Чайник, наверное, уже давно вскипел, и за шумом свистка меня не слышно — как и я не слышу здесь ничего, кроме плавной мелодии. Вместо продолжения пальцы сами начинают играть вступление по второму и третьему кругу, но это ничего, мне вполне хватает. Музыка, всколыхнувшая и переворошившая все чувства, уходит из-под пальцев, затихает, оставляя после себя горящее сердце и щемящую пустоту. На глаза наворачиваются непрошеные слезы, и на этот раз я даже не могу найти причин: гитара, к которой я вернулась все-таки, пока вынужденно торчала дома, — и та порой не вызывала столько эмоций.
«К Элизе» мама часто играла на пианино, и мне вдруг видится семейный вечер, и что-то назойливо вертится вокруг самого важного, вот только я не понимаю: суть ускользает, и я улавливаю только туманные и размытые обрывки мыслей и чувств. Что-то до боли знакомое, но давно забытое — что?
Если верить рассказам, которые передавались из поколения в поколение, перстень с редким большим гранатом подарила нашему предку сама императрица Елизавета Петровна. Елизавета — Элиза — дальше нить рассуждений теряется, обрывая только начатую логическую цепочку. Может, и нет в этом никакой связи, если не считать того, что на пианино, наверху, стоит музыкальная шкатулка с той же мелодией, а рядом с ней — небольшой ларец с бабушкиными украшениями, где мы с Талей и нашли первое кольцо.
Под дых бьет горько-терпкое разочарование: я и правда только что разгадала загадку, но совсем не ту. Вместо последней — самую первую, о какой мы и не думали раньше, ведь место хранения первого в цепочке тайников перстня нам указал случай.
Собственная бесполезность ощущается в этот момент как никогда остро, и беглый взгляд в зеркало только усугубляет это чувство. Я подхожу ближе, чтобы посмотреться еще и убедиться, что мне почудилось издалека, но проблем со зрением у меня не было: я действительно выглядела плохо, гораздо хуже обычного. Как бы я ни старалась поддерживать неовощное состояние, все равно себя запустила: такое уже было год назад, после аварии. Тональник скрывал синяки под глазами, но не отеки; лицо похудело и немного осунулось, волосы потеряли блеск и стали будто жестче. Настроения наряжаться не было: даже сережки — и те я не носила, только кулон, подаренный в детстве мамой, и остался.
Не в качестве украшения, но как память и талисман на удачу. Совершенно не веря ни в какую мистику и эзотерику, я инстинктивно сжала подвеску в ладони, словно надеясь, что она подарит надежду на счастливое будущее.
Дзынь — тонкая цепочка, не выдержав напора, порвалась: похоже, я, задумавшись, случайно дернула ее вниз.

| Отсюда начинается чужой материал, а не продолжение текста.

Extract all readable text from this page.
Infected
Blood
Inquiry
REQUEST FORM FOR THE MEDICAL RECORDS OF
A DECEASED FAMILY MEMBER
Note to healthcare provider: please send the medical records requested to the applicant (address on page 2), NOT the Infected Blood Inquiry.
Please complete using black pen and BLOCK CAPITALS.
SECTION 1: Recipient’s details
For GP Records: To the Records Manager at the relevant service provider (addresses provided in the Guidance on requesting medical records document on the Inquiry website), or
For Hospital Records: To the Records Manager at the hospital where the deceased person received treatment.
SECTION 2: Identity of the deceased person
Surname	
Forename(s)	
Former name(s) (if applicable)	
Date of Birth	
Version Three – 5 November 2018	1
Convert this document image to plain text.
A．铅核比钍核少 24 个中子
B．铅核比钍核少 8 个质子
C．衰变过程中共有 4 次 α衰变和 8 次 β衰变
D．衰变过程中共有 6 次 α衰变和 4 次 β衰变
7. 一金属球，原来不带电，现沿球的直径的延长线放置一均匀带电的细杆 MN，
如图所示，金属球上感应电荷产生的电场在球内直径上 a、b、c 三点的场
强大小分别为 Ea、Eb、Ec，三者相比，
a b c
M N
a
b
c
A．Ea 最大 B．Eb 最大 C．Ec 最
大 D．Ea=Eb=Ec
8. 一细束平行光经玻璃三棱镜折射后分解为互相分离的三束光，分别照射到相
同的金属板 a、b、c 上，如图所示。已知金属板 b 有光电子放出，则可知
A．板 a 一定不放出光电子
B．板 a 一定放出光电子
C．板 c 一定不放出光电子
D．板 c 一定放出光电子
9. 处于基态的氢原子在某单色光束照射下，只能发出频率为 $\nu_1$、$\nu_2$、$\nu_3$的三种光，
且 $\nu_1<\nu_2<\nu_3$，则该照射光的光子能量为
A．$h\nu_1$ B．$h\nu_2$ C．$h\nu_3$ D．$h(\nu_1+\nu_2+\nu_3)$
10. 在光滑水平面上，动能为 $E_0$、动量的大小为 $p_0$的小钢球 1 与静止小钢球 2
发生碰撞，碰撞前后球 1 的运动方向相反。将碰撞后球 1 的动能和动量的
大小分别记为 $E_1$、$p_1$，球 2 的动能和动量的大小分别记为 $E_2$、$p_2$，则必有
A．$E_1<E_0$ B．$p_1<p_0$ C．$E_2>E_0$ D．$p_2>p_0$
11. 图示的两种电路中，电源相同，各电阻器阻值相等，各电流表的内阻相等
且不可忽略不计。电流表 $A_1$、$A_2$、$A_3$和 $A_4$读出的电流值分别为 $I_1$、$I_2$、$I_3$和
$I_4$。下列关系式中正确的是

Расстроившись, что придется теперь ехать за новой, я уже собираюсь убрать кулон в карман, но в последний момент передумываю и решаю рассмотреть получше, повинуясь порыву ностальгии. Подхожу к окну, потому что в комнате, несмотря на самый разгар дня, все равно слишком темно из-за плотных штор. Большой красный камень, обрамленный узорами потемневшего от времени серебра, переливается на свету, отбрасывает кровавые блики, словно напоминая, сколько смертей у меня за душой.